Wednesday, September 16, 2009

Differences in Signs


The most interesting part of the reading for me in Chapter 1 was the section on “sign.” According to Sturken, a sign is made up of the “signifier,” which is the image/sound/word, and the “signified” or the actual meaning of the word. I find that I can closely relate these terms to denotation and connotation in that the signifier is the literal definition of what’s there and the signified is the underlying meaning and what is connoted by the image.

Anyway, here’s an example of the Statue of Liberty. I wanted to examine how differently a “sign” can be viewed depending on which culture the image is placed in.
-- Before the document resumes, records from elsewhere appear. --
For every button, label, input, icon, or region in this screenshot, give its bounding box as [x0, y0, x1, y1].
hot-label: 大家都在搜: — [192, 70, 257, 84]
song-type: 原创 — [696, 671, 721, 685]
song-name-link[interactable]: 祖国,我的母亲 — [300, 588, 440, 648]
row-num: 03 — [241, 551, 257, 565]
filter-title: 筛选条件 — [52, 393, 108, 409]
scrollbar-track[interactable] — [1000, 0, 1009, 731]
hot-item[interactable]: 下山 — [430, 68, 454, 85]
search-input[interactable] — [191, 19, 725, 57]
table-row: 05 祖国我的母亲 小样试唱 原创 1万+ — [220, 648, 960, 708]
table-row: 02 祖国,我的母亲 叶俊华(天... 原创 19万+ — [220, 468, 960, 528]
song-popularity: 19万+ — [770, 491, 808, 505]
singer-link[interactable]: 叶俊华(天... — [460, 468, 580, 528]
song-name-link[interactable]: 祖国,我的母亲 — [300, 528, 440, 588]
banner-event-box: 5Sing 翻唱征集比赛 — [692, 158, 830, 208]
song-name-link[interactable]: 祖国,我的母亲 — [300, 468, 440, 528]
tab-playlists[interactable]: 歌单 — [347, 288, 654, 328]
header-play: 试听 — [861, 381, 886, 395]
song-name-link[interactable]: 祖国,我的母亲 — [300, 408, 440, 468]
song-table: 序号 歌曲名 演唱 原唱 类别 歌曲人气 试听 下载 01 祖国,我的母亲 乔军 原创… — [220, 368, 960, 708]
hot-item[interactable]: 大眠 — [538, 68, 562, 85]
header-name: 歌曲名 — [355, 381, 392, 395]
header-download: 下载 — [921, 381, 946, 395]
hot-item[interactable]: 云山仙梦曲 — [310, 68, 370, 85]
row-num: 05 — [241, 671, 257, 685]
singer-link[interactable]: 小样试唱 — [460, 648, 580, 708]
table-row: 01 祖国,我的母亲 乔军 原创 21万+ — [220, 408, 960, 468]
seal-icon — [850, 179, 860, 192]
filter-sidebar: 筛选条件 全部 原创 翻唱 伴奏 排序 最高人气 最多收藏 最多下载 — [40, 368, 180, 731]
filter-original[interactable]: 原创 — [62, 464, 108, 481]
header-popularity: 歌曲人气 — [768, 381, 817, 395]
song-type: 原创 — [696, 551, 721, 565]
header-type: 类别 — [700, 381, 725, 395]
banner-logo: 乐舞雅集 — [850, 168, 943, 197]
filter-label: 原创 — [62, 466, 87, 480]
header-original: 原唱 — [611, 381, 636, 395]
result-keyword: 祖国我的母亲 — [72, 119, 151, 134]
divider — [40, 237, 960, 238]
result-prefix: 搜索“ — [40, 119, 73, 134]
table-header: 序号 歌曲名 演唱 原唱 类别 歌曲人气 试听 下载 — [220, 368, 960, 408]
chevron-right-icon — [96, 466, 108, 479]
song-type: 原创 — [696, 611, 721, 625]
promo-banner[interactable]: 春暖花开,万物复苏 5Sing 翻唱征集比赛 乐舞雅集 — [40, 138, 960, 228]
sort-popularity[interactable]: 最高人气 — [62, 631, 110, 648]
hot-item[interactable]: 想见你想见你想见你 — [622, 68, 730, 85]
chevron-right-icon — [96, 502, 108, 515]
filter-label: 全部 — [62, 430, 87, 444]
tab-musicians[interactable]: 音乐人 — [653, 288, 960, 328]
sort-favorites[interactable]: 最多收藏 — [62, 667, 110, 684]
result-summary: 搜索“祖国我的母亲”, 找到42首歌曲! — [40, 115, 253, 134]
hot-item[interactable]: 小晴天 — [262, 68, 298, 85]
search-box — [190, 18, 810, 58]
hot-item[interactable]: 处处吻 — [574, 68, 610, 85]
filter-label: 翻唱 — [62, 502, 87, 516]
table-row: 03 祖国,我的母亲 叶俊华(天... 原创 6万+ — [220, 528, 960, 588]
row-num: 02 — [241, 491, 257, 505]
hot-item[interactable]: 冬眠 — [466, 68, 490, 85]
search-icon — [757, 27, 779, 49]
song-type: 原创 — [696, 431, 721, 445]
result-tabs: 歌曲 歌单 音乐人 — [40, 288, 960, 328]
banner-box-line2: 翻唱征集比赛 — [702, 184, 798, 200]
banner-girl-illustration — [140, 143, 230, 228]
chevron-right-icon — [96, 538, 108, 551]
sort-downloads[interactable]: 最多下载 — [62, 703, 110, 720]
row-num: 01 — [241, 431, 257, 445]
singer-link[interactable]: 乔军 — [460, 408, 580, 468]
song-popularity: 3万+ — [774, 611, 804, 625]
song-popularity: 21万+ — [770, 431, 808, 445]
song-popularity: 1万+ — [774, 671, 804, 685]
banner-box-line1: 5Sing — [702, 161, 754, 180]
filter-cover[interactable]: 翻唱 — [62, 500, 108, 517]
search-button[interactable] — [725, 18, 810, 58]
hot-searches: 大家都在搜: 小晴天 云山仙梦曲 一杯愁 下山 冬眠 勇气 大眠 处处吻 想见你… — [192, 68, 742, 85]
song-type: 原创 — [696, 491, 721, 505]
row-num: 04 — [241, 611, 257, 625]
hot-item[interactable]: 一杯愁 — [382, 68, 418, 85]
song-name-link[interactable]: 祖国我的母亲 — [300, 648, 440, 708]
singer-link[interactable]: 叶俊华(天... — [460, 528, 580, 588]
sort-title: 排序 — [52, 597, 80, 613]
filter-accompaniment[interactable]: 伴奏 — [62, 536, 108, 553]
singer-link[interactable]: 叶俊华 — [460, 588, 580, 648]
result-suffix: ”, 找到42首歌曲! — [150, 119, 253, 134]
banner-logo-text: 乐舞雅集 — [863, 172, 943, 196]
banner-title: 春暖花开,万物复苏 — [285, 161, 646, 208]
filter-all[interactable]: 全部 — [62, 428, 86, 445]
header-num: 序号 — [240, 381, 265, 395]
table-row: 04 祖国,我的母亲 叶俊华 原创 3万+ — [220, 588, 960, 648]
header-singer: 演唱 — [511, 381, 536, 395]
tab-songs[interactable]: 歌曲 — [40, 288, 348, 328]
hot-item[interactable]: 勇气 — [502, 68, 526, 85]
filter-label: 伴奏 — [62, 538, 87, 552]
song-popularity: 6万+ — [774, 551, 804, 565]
Here, the signifier is the statue of a lady carrying a book and holding a lighted torch. If shown to a typical college level Media Criticism class, the signified is freedom, liberty, justice, beauty, unity, and patriotism. These qualities all exist under the ideology of nationalism, to Americans, because that is the common ideology US citizens are expected to believe in. However, this “sign”posted in the Middle East, would raise many different feelings and the “signified” would be very different. Instead of prideful feelings, the people might have feelings of disgust and warfare because they live under an ideology of distastefulness towards America and what it represents, hence, instead of wanting to exhibit praise towards this statue, they would probably want to destroy it.

The moral of this shows that the production of a “sign” is dependent on both a social and cultural context. Each viewer who sees it interprets it differently depending on the context of the image and the social expectations of what they are supposed to think of the image. We live in a world of signs, and it is important to remember that the “labor of our interpretation makes meaning of those signs” (Sturken 29).